Monitoring can be done either through Enhanced Monitoring or CloudWatch

RDS delivers the metrics from Enhanced Monitoring into your Amazon CloudWatch Logs account. You can create metrics filters in CloudWatch from CloudWatch Logs and display the graphs on the CloudWatch dashboard. You can consume the Enhanced Monitoring JSON output from CloudWatch Logs in a monitoring system of your choice.

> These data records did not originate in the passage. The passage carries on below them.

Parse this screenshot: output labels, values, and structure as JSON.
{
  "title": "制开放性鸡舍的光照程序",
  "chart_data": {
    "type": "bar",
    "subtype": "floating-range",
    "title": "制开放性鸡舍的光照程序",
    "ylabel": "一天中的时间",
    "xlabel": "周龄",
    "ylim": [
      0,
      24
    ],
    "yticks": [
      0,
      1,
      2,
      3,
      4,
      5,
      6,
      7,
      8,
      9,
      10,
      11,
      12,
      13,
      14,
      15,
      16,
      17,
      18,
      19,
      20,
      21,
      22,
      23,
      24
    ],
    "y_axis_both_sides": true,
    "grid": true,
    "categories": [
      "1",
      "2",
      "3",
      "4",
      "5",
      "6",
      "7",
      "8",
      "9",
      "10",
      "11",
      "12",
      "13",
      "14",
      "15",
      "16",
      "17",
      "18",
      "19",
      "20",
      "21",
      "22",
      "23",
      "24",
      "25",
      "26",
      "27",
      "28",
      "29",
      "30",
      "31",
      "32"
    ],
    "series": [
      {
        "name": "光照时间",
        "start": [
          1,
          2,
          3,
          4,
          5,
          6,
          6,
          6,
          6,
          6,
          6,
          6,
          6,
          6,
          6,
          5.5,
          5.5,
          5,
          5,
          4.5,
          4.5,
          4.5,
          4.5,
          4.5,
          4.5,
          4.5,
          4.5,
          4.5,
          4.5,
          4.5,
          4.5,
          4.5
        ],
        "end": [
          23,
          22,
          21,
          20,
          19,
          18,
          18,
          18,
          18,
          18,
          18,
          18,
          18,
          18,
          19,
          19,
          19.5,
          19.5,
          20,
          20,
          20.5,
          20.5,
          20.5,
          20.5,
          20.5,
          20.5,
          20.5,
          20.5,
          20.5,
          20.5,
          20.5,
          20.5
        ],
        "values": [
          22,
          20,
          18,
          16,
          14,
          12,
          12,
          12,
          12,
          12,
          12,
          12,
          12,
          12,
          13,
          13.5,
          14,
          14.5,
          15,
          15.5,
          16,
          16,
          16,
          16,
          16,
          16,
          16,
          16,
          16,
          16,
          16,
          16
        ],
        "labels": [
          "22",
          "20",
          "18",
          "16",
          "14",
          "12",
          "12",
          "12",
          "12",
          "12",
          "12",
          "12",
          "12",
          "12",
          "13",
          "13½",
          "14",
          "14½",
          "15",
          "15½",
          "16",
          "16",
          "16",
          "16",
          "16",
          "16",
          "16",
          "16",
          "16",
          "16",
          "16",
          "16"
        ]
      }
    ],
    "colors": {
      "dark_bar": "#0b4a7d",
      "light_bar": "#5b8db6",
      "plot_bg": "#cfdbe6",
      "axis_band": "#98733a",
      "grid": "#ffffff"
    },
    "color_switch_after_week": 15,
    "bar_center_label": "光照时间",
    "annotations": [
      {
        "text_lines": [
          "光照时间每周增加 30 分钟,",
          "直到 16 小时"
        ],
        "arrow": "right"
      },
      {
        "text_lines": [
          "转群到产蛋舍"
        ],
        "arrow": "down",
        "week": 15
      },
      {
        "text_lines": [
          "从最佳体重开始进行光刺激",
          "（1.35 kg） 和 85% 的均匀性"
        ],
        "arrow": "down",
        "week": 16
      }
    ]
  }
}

For more information, see Enhanced Monitoring in the Amazon RDS FAQs.

1.3 Working with Aurora

As I’ve mentioned before, the differences between the average workflow of using traditional DB(MySQL) and Aurora for developing CRUD apis are almost non-existent.

However, while using Aurora, I’ve come to the conclusion that comparing it to MySQL is a bit unfair. While Aurora does have a much more optimized storage subsytem, the main draw of using it instead of MySQL alone is the automated monitoring and patching. Which is a service provided by AWS and should not be looked at as a con when deciding to use Aurora + MySQL or just MySQL.

Just to be clear, I’m not making light of the optimized sub system, it’s definitely a plus and even a must have on certain scenarios such as scaling one’s application to a targeted degree.

However, optimization is also possible with MySQL, using the AWS console to monitor connections and and view SQL performance has helped tremendously in terms of debugging the optimizing our apis.


2 AWS SES


2.1 What is SES?

AWS SES is a service in AWS that allows your app to send and recieve emails with your own designated emails or domains.

For example, you can send marketing emails such as special offers, transactional emails such as order confirmations, and other types of correspondence such as newsletters. When you use Amazon SES to receive mail, you can develop software solutions such as email autoresponders, email unsubscribe systems, and applications that generate customer support tickets from incoming emails.

While in development, AWS SES is in sandbox mode, meaning it can only send and recieve emails from verified identities.

2.2 Verified Identities

A verified identity is/are emails or domains you’ve registered in AWS SES via the AWS console in order to send emails.

2.3 Benefits

Traditionally, building large scale email solutions is complex and costs a lot of money. Dealing with challenges in maintaining the email server, network cconfigurations and IP address reputation. As is often the main draw of these AWS services, these problems are handled swimmingly by the platform, allowing crutial configurations to be set appropriately with but a click of a button.

2.4 Working with SES

Overall working with SES was failry simple. I merely had to download the typescript api, setup the aws cli, verify an identity(in my case was an email) and was able to start fairly quickly.